Shakespeare in the garden.
My father taught me to read using Tolkien.
As a start to this blog, that is, I think, the most powerful statement I can make. About the sort of person I am, the sort of parent my father was, and about the sort of expectations that were put on me from a young age.
I don’t remember those early readings – apparently my father started the second my eyes began to focus – but I do know that from the age of three or four I could read. And not just read, I could comprehend what I was reading, and I could read upside down.
I honestly think my love of reading and above average intelligence was fostered and encouraged by my father reading me those beautiful books as soon as I could look at a page. But as I said, I don’t remember.

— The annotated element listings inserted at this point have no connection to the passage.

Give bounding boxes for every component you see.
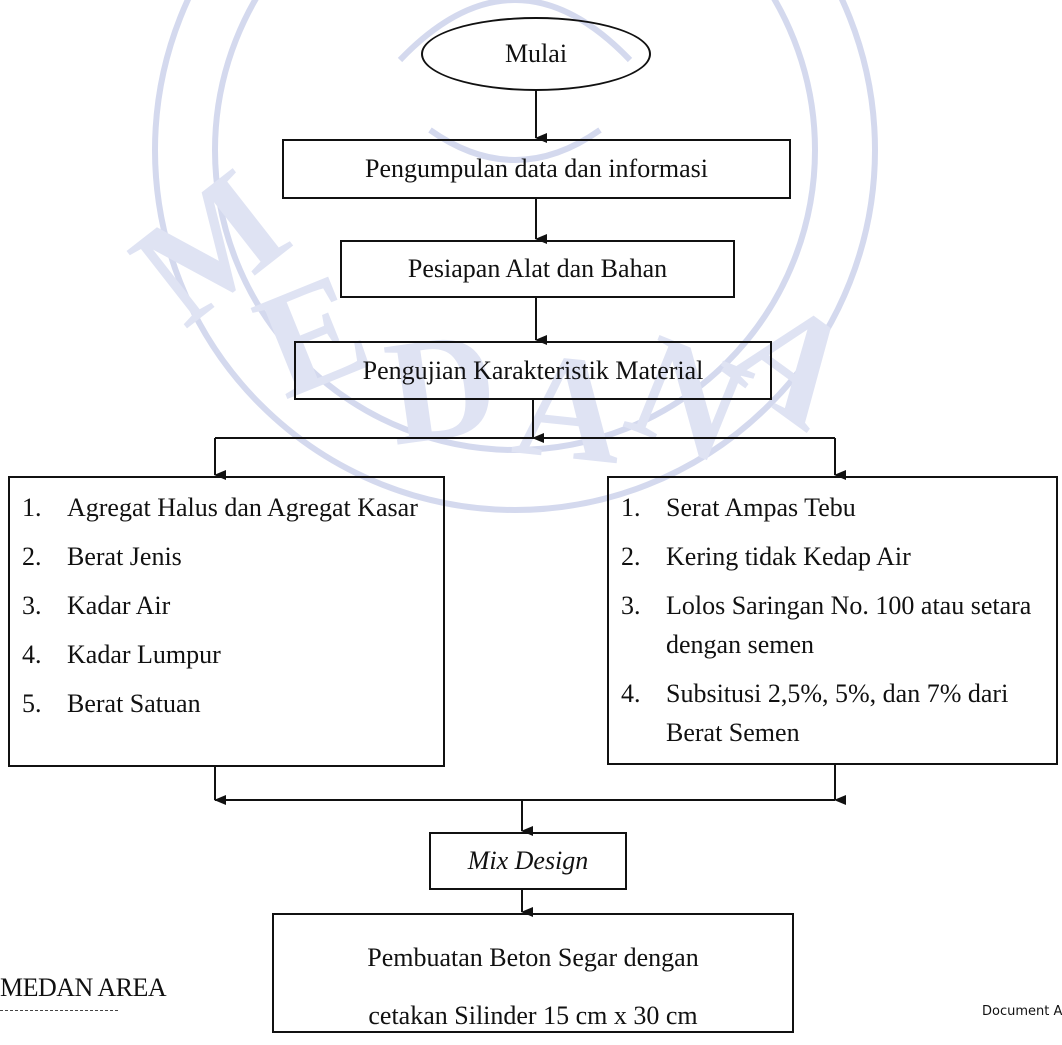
aggregate-item: 3.Kadar Air bbox=[22, 591, 171, 620]
step-data-collection: Pengumpulan data dan informasi bbox=[282, 139, 791, 199]
fiber-item: 4.Subsitusi 2,5%, 5%, dan 7% dari Berat … bbox=[621, 679, 1009, 747]
footer-document-note: Document Accep bbox=[982, 1004, 1062, 1019]
step-mix-design: Mix Design bbox=[429, 832, 627, 890]
step-concrete-making-line2: cetakan Silinder 15 cm x 30 cm bbox=[368, 1001, 698, 1030]
aggregate-tests-box: 1.Agregat Halus dan Agregat Kasar 2.Bera… bbox=[8, 476, 445, 767]
footer-divider bbox=[0, 1010, 118, 1011]
step-material-testing: Pengujian Karakteristik Material bbox=[294, 341, 772, 400]
step-data-collection-label: Pengumpulan data dan informasi bbox=[365, 154, 708, 183]
fiber-item: 2.Kering tidak Kedap Air bbox=[621, 542, 911, 571]
start-terminal: Mulai bbox=[421, 17, 651, 91]
fiber-tests-box: 1.Serat Ampas Tebu 2.Kering tidak Kedap … bbox=[607, 476, 1058, 765]
aggregate-item: 1.Agregat Halus dan Agregat Kasar bbox=[22, 493, 418, 522]
aggregate-item: 2.Berat Jenis bbox=[22, 542, 182, 571]
footer-university-name: MEDAN AREA bbox=[0, 973, 167, 1002]
aggregate-item: 5.Berat Satuan bbox=[22, 689, 201, 718]
start-label: Mulai bbox=[504, 39, 568, 68]
fiber-item: 1.Serat Ampas Tebu bbox=[621, 493, 856, 522]
step-material-testing-label: Pengujian Karakteristik Material bbox=[362, 355, 704, 385]
step-preparation-label: Pesiapan Alat dan Bahan bbox=[407, 254, 668, 283]
step-mix-design-label: Mix Design bbox=[467, 846, 589, 875]
fiber-item: 3.Lolos Saringan No. 100 atau setara den… bbox=[621, 591, 1032, 659]
step-concrete-making: Pembuatan Beton Segar dengan cetakan Sil… bbox=[272, 913, 794, 1033]
step-preparation: Pesiapan Alat dan Bahan bbox=[340, 240, 735, 298]
aggregate-item: 4.Kadar Lumpur bbox=[22, 640, 221, 669]
step-concrete-making-line1: Pembuatan Beton Segar dengan bbox=[367, 943, 699, 972]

What I do remember is sitting in the garden, on my dads knee, the sun in my hair and the world smelling hot and dusty, as me and my father read the parts in Shakespeare. Macbeth, I think. I can’t have been more than five.

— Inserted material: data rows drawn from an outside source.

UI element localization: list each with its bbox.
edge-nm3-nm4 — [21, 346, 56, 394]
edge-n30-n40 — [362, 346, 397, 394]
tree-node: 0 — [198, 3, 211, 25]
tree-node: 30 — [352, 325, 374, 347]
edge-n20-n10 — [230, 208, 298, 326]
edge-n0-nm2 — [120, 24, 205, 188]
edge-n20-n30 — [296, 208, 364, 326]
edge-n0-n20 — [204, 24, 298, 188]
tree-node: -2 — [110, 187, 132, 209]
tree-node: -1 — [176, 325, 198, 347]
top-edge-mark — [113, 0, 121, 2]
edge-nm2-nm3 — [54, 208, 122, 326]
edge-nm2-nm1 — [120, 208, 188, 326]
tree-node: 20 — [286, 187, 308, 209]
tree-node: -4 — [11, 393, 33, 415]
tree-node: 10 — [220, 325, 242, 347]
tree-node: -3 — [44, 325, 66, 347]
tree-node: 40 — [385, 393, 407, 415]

This was a horrible neighbourhood. When we moved there, our welcome was the neighbourhood kids burning down our hedge. It was full of adults and children with no hope, no chances. Poverty choking all the joy from life.
And my father read me Shakespeare in the garden.
As we read, children gathered round us. They’d never seen this, a father reading to his daughter. Imagine it. Never been read to, never seen this simple sign of love. They joined in.
I remember it being fun.
As an adult, I think of it in the light of… hope. Maybe one of these kids got the joy of literature. Maybe they learned in class. Maybe they got out.
I hope so.
This is lovely. My parents never read me Shakespeare, I had to discover him on my own (after reading Romeo and Juliet in school and finding out he had written much better plays), but I do think being read anything helps children learn a love of reading.
I read The Hobbit when I was 8, and loved it. And although I was a teenager when the Harry Potter books came out, I remember my step-mum reading them aloud to my younger step-brothers, and enjoying just listening in. Books become something other when read aloud I think.
This comment was a little rambly. I apologise.
No need to apologise! This is a safe place for rambly.
Yes, books do seem to come alive in reading them aloud, don’t they? When especially stressed (or if I’m finding part of a specific book hard) I often read it aloud to myself. I do this with poetry, too.
The only downside is I find it so relaxing I can’t listen to books on tape or I fall asleep.